In 2015, Loeb argued that the convenience store business should be unshackled from inefficient businesses like department stores, supermarkets and general merchandise stores. This prompted Seven & i to scale back its department store segment and shutter 40 supermarkets by 2020.
In 2016, at age 83, Suzuki abruptly stepped down as CEO of Seven-Eleven Japan as well as Seven & i, following a clash with the founding family. He tried to make his son his successor, but investors, board members and the family all rejected the idea.
Even after Suzuki's departure, Seven-Eleven remains highly profitable. But FamilyMart and Lawson are quickly catching up, all three are fighting for the same customers and workers, and the franchisees are getting squeezed.
"Convenience store operators may be making money, but only at the expense of franchisees," said Mitsuko Uenishi, a labor economist at Hosei University. She said the business model is under scrutiny and questioned whether they would continue to rely on cheap labor or switch to automation.
Lawson has swallowed two straight annual profit declines - and is expecting another this year - as it invests in equipment such as automated cash registers, and multilingual machines for foreign workers.
But it too has recognized that public opinion demands a response to the pressures on franchisees. Sadanobu Takemasu, Lawson's president, stressed that 24-hour opening remained the "basic" form of store operation. But at the same time he revealed that Lawson had already allowed 41 shops to cut hours.
FamilyMart has tried early closings in a few places and plans to experiment more in parts of Tokyo and other selected regions. Several dozen stores are expected to participate.

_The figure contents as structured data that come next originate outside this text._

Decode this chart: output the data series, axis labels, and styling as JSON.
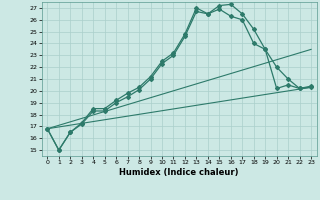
{
  "xlabel": "Humidex (Indice chaleur)",
  "xlim": [
    -0.5,
    23.5
  ],
  "ylim": [
    14.5,
    27.5
  ],
  "yticks": [
    15,
    16,
    17,
    18,
    19,
    20,
    21,
    22,
    23,
    24,
    25,
    26,
    27
  ],
  "xticks": [
    0,
    1,
    2,
    3,
    4,
    5,
    6,
    7,
    8,
    9,
    10,
    11,
    12,
    13,
    14,
    15,
    16,
    17,
    18,
    19,
    20,
    21,
    22,
    23
  ],
  "bg_color": "#cce8e4",
  "grid_color": "#aacfcb",
  "line_color": "#2d7a6a",
  "lines": [
    {
      "x": [
        0,
        1,
        2,
        3,
        4,
        5,
        6,
        7,
        8,
        9,
        10,
        11,
        12,
        13,
        14,
        15,
        16,
        17,
        18,
        19,
        20,
        21,
        22,
        23
      ],
      "y": [
        16.8,
        15.0,
        16.5,
        17.3,
        18.5,
        18.5,
        19.2,
        19.8,
        20.3,
        21.2,
        22.5,
        23.2,
        24.8,
        27.0,
        26.5,
        27.2,
        27.3,
        26.5,
        25.2,
        23.5,
        20.2,
        20.5,
        20.2,
        20.4
      ],
      "marker": "D",
      "markersize": 2.0,
      "linewidth": 0.9
    },
    {
      "x": [
        0,
        1,
        2,
        3,
        4,
        5,
        6,
        7,
        8,
        9,
        10,
        11,
        12,
        13,
        14,
        15,
        16,
        17,
        18,
        19,
        20,
        21,
        22,
        23
      ],
      "y": [
        16.8,
        15.0,
        16.5,
        17.2,
        18.3,
        18.3,
        19.0,
        19.5,
        20.1,
        21.0,
        22.3,
        23.0,
        24.6,
        26.7,
        26.5,
        26.9,
        26.3,
        26.0,
        24.0,
        23.5,
        22.0,
        21.0,
        20.2,
        20.3
      ],
      "marker": "D",
      "markersize": 2.0,
      "linewidth": 0.9
    },
    {
      "x": [
        0,
        23
      ],
      "y": [
        16.8,
        23.5
      ],
      "marker": null,
      "linewidth": 0.8
    },
    {
      "x": [
        0,
        23
      ],
      "y": [
        16.8,
        20.3
      ],
      "marker": null,
      "linewidth": 0.8
    }
  ]
}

FamilyMart President Koji Takayanagi told reporters on April 10 that the moves are intended to deal with rising labor costs.

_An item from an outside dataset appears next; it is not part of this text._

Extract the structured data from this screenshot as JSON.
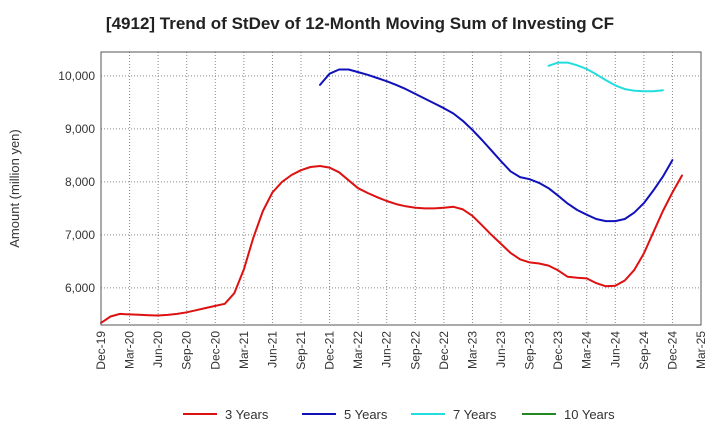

Still, all three chains are likely to resist a wholesale change to opening hours. To do so would require a radical overhaul, not just of labor practices but of the logistics and supply chain that is geared to keeping the shelves stocked 24 hours a day. Shorter hours for more than 100 stores in one area would mean "we will have to fundamentally change the way we do things," said Takemasu of Lawson.

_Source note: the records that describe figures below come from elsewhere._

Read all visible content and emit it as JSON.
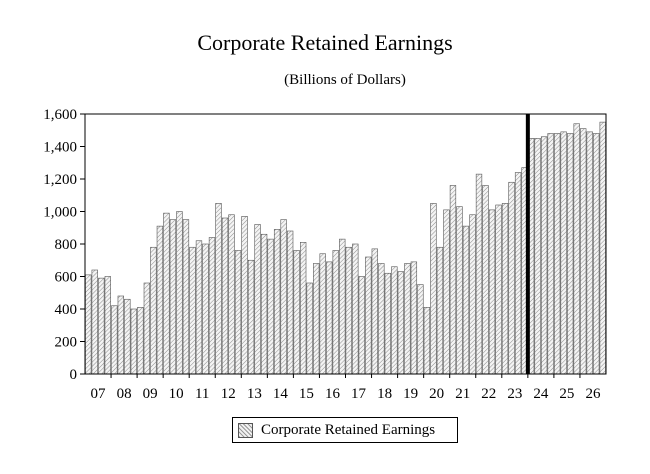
{
  "chart_data": {
    "type": "bar",
    "title": "Corporate Retained Earnings",
    "subtitle": "(Billions of Dollars)",
    "xlabel": "",
    "ylabel": "",
    "ylim": [
      0,
      1600
    ],
    "yticks": [
      0,
      200,
      400,
      600,
      800,
      1000,
      1200,
      1400,
      1600
    ],
    "ytick_labels": [
      "0",
      "200",
      "400",
      "600",
      "800",
      "1,000",
      "1,200",
      "1,400",
      "1,600"
    ],
    "xtick_labels": [
      "07",
      "08",
      "09",
      "10",
      "11",
      "12",
      "13",
      "14",
      "15",
      "16",
      "17",
      "18",
      "19",
      "20",
      "21",
      "22",
      "23",
      "24",
      "25",
      "26"
    ],
    "grid": false,
    "legend": {
      "position": "bottom",
      "entries": [
        "Corporate Retained Earnings"
      ]
    },
    "forecast_divider_after_index": 67,
    "series": [
      {
        "name": "Corporate Retained Earnings",
        "values": [
          610,
          640,
          590,
          600,
          420,
          480,
          460,
          400,
          410,
          560,
          780,
          910,
          990,
          950,
          1000,
          950,
          780,
          820,
          800,
          840,
          1050,
          960,
          980,
          760,
          970,
          700,
          920,
          860,
          830,
          890,
          950,
          880,
          760,
          810,
          560,
          680,
          740,
          690,
          760,
          830,
          780,
          800,
          600,
          720,
          770,
          680,
          620,
          660,
          630,
          680,
          690,
          550,
          410,
          1050,
          780,
          1010,
          1160,
          1030,
          910,
          980,
          1230,
          1160,
          1010,
          1040,
          1050,
          1180,
          1240,
          1270,
          1450,
          1450,
          1460,
          1480,
          1480,
          1490,
          1480,
          1540,
          1510,
          1490,
          1480,
          1550
        ]
      }
    ]
  }
}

As for Seven-Eleven, the company is hitting the brakes on store openings in favor of enhancing existing outlets to benefit existing franchisees. It will open just 150 stores through February 2020, down 80% on the year, in a strategic departure almost as jarring as cutting hours. Lawson too is slowing expansion.
Matsumoto, meanwhile, is not holding his breath for speedy change. He is skeptical that replacing one president will transform the Seven-Eleven culture. But he says he has no regrets about becoming a franchisee.
"Someone had to speak up," he said. "Maybe I joined this company because I was meant to do this."
Kenji Kawase, Nikkei Asian Review chief business news correspondent, contributed to this article.